Da decenni ormai la pubblicità delle sigarette non passa più sulle televisioni americare. Tanto che l’immagine del macho che interpretava Marlboro man, il cow boy tutto cuoio, sudore, barba appena accennata e immancabile sigaretta tra le labbra, è ormai sfocata nel ricordo dei giovani di tanti anni fa che, affascinati dal personaggio, fumavano forse nella speranza di somigliargli.
Ora le sigarette torneranno a comparire sui video, ma non certo per volontà o felicità dei produttori. Perchè le grandi compagnie dovranno sostenere economicamente – perché obbligate da sentenze di tribunali, non certo perché lo volessero – delle campagne che denuncino, soprattutto ai più giovani, i pericoli del fumo. Anche se alcuni esperti non sono molto ottimisti che il target delle campagne sarà veramente raggiunto. La fascia oraria in cui andranno in onda gli spot è stata identificata in quella della domenica sera, non necessariamente tra quelle di massimo audience. Essi dovranno fornire informazioni secche, precise e dal contenuto inequivocabile sui danni del fumo che – sarà questo il tema conduttore della campagna – ogni anno fa negli Stati Uniti più vittime di crimini violenti, Aids, incidenti stradali, droga.
Il fumo, quindi, è ancora la principale causa di morte in America ed il numero delle vittime che fa ogni anno viene stimato in 480 mila persone, anche se si tratta di un numero in lento, ma costante regresso. La presa di consapevolezza dei danni del fumo sta infatti inducendo un sempre maggior numero di persone a smettere e, parallelamente, chi non fuma a non cadere nel vizio. Nel 2016 il numero degli americani adulti dipendenti dalle sigarette era del 15 per cento, il più basso mai rilevato dalle agenzie che si occupano di problemi legati alla salute pubblica. L’importanza di tale dato è messo ancora di più in evidenza dal fatto che, a metà degli anni ’60, la percentule degli adulti che fumavano era del 42 pr cento del totale.
Un effetto della campagne contro il fumo che, negli anni, si sono fatte sempre più intense, ma anche del fatto che ormai la sigaretta è un vizio costoso, visto il lievitare del prezzo di ogni pacchetto, con l’aumento della tasse che gravano sulle compagnie produttrici.

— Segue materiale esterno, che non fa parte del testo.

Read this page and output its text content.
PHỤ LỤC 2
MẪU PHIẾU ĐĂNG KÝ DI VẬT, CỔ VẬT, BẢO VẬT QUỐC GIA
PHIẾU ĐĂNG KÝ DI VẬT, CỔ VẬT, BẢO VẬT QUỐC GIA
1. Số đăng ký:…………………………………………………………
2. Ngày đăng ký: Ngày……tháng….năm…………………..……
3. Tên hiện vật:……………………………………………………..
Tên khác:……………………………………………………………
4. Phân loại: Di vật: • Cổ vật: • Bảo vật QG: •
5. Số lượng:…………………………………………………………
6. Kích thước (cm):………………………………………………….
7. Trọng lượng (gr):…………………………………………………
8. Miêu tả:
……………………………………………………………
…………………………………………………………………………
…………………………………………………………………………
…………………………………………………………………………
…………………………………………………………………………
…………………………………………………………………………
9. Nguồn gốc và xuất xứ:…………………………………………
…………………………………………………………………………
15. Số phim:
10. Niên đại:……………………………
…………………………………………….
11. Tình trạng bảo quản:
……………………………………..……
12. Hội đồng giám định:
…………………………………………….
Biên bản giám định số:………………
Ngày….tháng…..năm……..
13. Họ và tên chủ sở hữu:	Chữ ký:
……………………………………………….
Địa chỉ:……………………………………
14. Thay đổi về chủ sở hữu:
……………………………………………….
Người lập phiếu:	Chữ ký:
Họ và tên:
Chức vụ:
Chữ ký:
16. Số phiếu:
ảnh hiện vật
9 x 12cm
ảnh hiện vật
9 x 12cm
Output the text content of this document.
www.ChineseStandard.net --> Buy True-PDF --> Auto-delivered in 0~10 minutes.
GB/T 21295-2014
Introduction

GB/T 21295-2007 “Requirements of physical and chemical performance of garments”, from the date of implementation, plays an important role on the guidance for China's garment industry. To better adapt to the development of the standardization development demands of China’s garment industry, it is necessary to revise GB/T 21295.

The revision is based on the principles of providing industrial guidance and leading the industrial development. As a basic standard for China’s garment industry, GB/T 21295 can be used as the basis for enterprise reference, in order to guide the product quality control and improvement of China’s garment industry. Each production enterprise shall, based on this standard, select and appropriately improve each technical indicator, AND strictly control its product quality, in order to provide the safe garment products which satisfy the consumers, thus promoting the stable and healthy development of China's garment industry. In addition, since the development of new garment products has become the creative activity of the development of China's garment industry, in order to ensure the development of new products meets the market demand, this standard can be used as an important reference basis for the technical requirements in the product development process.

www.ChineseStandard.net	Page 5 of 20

Gli annunci cui i produttori sono stati costretti sono conseguenza di una causa intentata nel 1999 dal Dipartimento di giustizia dell’amministrazione Bill Clinton, mirata a recuperare alcuni dei miliardi di dollari spesi dal Governo per curare le vittime del fumo di sigaretta. In questo braccio di ferro, l’offensiva del Governo (quello di Clinton e di quelli successivi) ha avuto l’avallo della magistratura. Come accaduto nel 2006 quando un giudice federale sostenne che le compagnie produttrici ”hanno mentito, travisato e ingannato il pubblico americano” per quasi 50 anni circa gli effetti del fumo.
Ma, in base alla normativa vigente, i produttori non potevano essere obbligati a pagare per le cure prestate dal servizio sanitario nazionale, ma potevano certamente essere condannati a correggere i loro errori, sotto forma di pubblicità, sui loro siti web, sui pacchetti di sigarette e sugli scaffali dei negozi.
La campagna sarà sponsorizzata dalla casa madre di Philip Morris USA, il gruppo Altria, e da R.J. Reynolds Tobacco, una sussidiaria di British American Tobacco.
“Rimaniamo impegnati ad allineare le nostre pratiche commerciali con ciò che la società si aspetta da un’azienda responsabile. Ciò include la comunicazione trasparente degli effetti sulla salute dei nostri prodotti “, ha detto una dichiarazione rilasciata da Altria, che produce sigarette Marlboro.